Bitcoin soared as much as 15% to $44,000 on Monday, posting its largest single-day increase in a year, following the news that the U.S Treasury Department together with Western allies imposed historic sanctions on Russian institutions, including blocking certain banks from the SWIFT international payments system, in response to the country’s invasion of Ukraine.

Bitcoin/U.S. Dollar, 2-hour chart

Biden’s administration prohibited Americans from doing business with the Russian central bank and restricted Russian assets within the U.S, at a time Western allies agreed to remove certain Russian banks from Swift, the interbank messaging system, and to prevent Russia’s central bank from deploying its international reserves in ways that may undermine sanctions.

Ethereum, the second-largest crypto by market cap, rose to as high as $3,000, bouncing by almost 30% from previews week’s lows of $2,300, following a similar uptrend pattern with Bitcoin.

Russians and Ukrainians buy Bitcoin for safety:

The Russian ruble dropped to as low as 120 per dollar or down 30% on Monday morning, posting an all-time low after Western nations announced fresh sanctions to punish Russia for its invasion of Ukraine, before retreating below parity level on Tuesday morning after the central bank hiked interest rates to an unprecedented 20%.

The ongoing devaluation of the Russian and Ukrainian currencies have persuaded locals to search for alternatives to transfer their value, turning to the borderless and censorship-resistant cryptocurrency sector for safety and to get their money out of the country, avoiding financial sanctions.

As a result, transactions on centralized bitcoin exchanges in both the Russian ruble and the Ukrainian hryvnia surged to their highest levels in months, with Bitcoin trading denominated in the Russian rouble rising 259% from a day earlier to 1.3 billion rouble ($13.1 million) when the invasion began on Thursday.

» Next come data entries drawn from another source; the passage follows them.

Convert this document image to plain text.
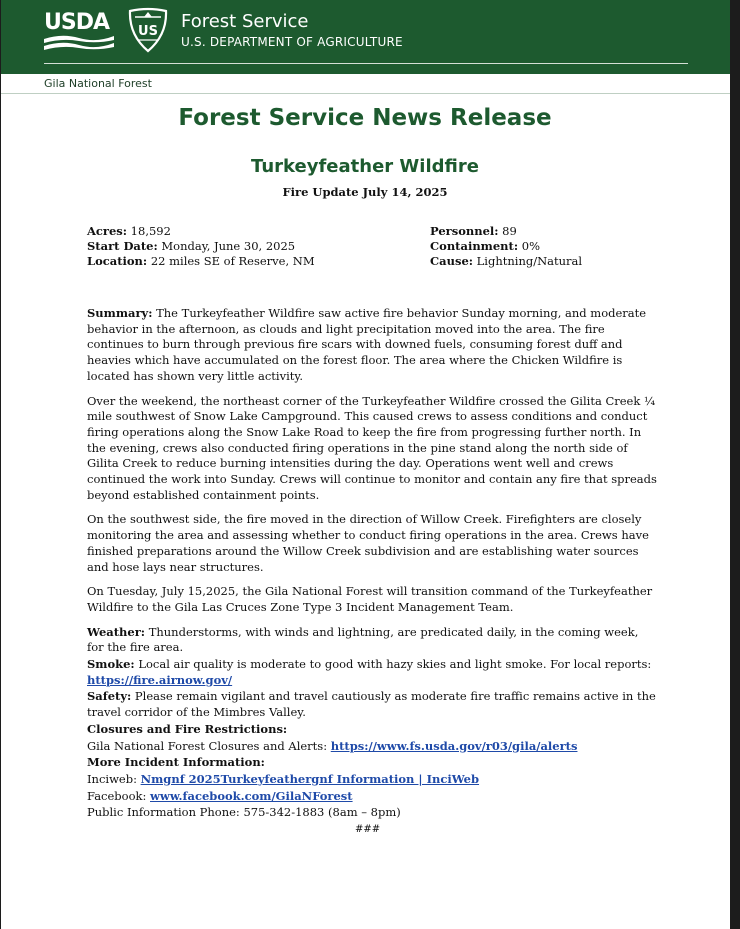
USDA US Forest Service
U.S. DEPARTMENT OF AGRICULTURE
Gila National Forest
Forest Service News Release
Turkeyfeather Wildfire
Fire Update July 14, 2025
Acres: 18,592
Start Date: Monday, June 30, 2025
Location: 22 miles SE of Reserve, NM
Personnel: 89
Containment: 0%
Cause: Lightning/Natural

Summary: The Turkeyfeather Wildfire saw active fire behavior Sunday morning, and moderate behavior in the afternoon, as clouds and light precipitation moved into the area. The fire continues to burn through previous fire scars with downed fuels, consuming forest duff and heavies which have accumulated on the forest floor. The area where the Chicken Wildfire is located has shown very little activity.

Over the weekend, the northeast corner of the Turkeyfeather Wildfire crossed the Gilita Creek ¼ mile southwest of Snow Lake Campground. This caused crews to assess conditions and conduct firing operations along the Snow Lake Road to keep the fire from progressing further north. In the evening, crews also conducted firing operations in the pine stand along the north side of Gilita Creek to reduce burning intensities during the day. Operations went well and crews continued the work into Sunday. Crews will continue to monitor and contain any fire that spreads beyond established containment points.

On the southwest side, the fire moved in the direction of Willow Creek. Firefighters are closely monitoring the area and assessing whether to conduct firing operations in the area. Crews have finished preparations around the Willow Creek subdivision and are establishing water sources and hose lays near structures.

On Tuesday, July 15,2025, the Gila National Forest will transition command of the Turkeyfeather Wildfire to the Gila Las Cruces Zone Type 3 Incident Management Team.

Weather: Thunderstorms, with winds and lightning, are predicated daily, in the coming week, for the fire area.

Smoke: Local air quality is moderate to good with hazy skies and light smoke. For local reports: https://fire.airnow.gov/

Safety: Please remain vigilant and travel cautiously as moderate fire traffic remains active in the travel corridor of the Mimbres Valley.

Closures and Fire Restrictions:

Gila National Forest Closures and Alerts: https://www.fs.usda.gov/r03/gila/alerts

More Incident Information:

Inciweb: Nmgnf 2025Turkeyfeathergnf Information | InciWeb

Facebook: www.facebook.com/GilaNForest

Public Information Phone: 575-342-1883 (8am – 8pm)

###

On top of the above, a significant amount of money flew to the largest stablecoins-which are pegged to traditional assets such as the U.S. dollars-such as Tether, which saw its market capitalization climb to an all-time high of nearly $80 billion, while gold-backed cryptocurrency PAX Gold added nearly $100 million to its market cap in two days.

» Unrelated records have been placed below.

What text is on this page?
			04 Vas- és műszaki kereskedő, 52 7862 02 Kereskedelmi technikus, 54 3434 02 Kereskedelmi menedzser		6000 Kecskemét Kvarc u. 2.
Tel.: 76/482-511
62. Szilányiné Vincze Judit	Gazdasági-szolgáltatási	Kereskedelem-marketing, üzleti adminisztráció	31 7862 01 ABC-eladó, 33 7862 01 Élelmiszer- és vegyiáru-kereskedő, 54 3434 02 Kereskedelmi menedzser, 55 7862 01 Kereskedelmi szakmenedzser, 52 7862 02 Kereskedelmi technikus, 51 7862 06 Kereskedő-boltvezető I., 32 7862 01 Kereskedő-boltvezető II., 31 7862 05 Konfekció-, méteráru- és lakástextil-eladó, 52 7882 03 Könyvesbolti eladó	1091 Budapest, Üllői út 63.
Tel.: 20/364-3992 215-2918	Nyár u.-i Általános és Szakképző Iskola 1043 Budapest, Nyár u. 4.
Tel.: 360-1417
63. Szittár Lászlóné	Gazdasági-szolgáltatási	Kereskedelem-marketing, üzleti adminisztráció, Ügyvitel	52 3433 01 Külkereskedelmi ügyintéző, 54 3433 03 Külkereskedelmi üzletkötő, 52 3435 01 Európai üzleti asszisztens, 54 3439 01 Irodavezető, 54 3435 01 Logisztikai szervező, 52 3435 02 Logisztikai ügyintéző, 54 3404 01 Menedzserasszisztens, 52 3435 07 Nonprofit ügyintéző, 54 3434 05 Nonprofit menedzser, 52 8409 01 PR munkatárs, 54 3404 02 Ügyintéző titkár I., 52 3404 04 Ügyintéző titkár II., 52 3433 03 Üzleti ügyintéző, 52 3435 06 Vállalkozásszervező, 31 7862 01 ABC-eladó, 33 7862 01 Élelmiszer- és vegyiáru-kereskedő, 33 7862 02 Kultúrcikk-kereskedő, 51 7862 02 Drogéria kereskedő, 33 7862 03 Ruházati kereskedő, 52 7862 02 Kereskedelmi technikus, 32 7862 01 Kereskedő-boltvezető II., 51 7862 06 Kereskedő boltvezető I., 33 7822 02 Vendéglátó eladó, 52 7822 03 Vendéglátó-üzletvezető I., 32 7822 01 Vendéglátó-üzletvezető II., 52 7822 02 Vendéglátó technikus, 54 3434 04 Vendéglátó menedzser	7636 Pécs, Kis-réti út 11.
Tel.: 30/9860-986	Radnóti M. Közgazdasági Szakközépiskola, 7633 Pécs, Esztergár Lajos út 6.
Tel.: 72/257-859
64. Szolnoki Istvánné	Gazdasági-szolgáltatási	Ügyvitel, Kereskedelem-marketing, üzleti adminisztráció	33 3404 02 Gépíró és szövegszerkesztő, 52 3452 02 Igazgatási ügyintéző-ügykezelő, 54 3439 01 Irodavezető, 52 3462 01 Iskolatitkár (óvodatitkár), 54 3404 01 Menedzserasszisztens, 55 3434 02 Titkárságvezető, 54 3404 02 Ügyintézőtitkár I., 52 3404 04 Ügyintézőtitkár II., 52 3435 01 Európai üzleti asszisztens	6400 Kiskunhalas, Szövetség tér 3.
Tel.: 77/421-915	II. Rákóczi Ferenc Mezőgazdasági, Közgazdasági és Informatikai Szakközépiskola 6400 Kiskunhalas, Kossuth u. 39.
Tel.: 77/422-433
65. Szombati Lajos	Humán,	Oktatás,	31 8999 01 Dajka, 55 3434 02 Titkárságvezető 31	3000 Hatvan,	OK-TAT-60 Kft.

Russian oligarchs turn to cryptos:

Russian oligarchs are turning to digital currencies since the decentralized blockchains, and crypto transactions are not controlled by any government or affected by any war.

To avoid the Western financial sanctions, oligarchs could move some or most of their money into largely anonymous wallets on decentralised platforms that can be accessed from anywhere.

Crypto donations to Ukraine:

The Ukraine government has raised more than $10 million in cryptocurrency donations as of Sunday, according to blockchain analytics firm Elliptic, turning to an unlikely crowdfunding method to help it get through a brutal invasion from Russia.

The official Twitter account of the Ukrainian government on Saturday posted addresses for two crypto wallets, one accepting only bitcoin and the other taking ether and tether, a token that tracks the value of the U.S. dollar.

Ukrainian war deters monetary policies

Cryptos have also got an additional boost lately as investors believe that the Federal Reserve will hike rates by 25 basis points at its March meeting, as the Russian invasion and the probability for a global economic slowdown has put an end to speculation that the Fed will hike by 50 basis points.

Markets also believe that the Ukraine-Russia war will discourage the European Central Bank from any strong tightening moves as well despite the surging energy and food prices.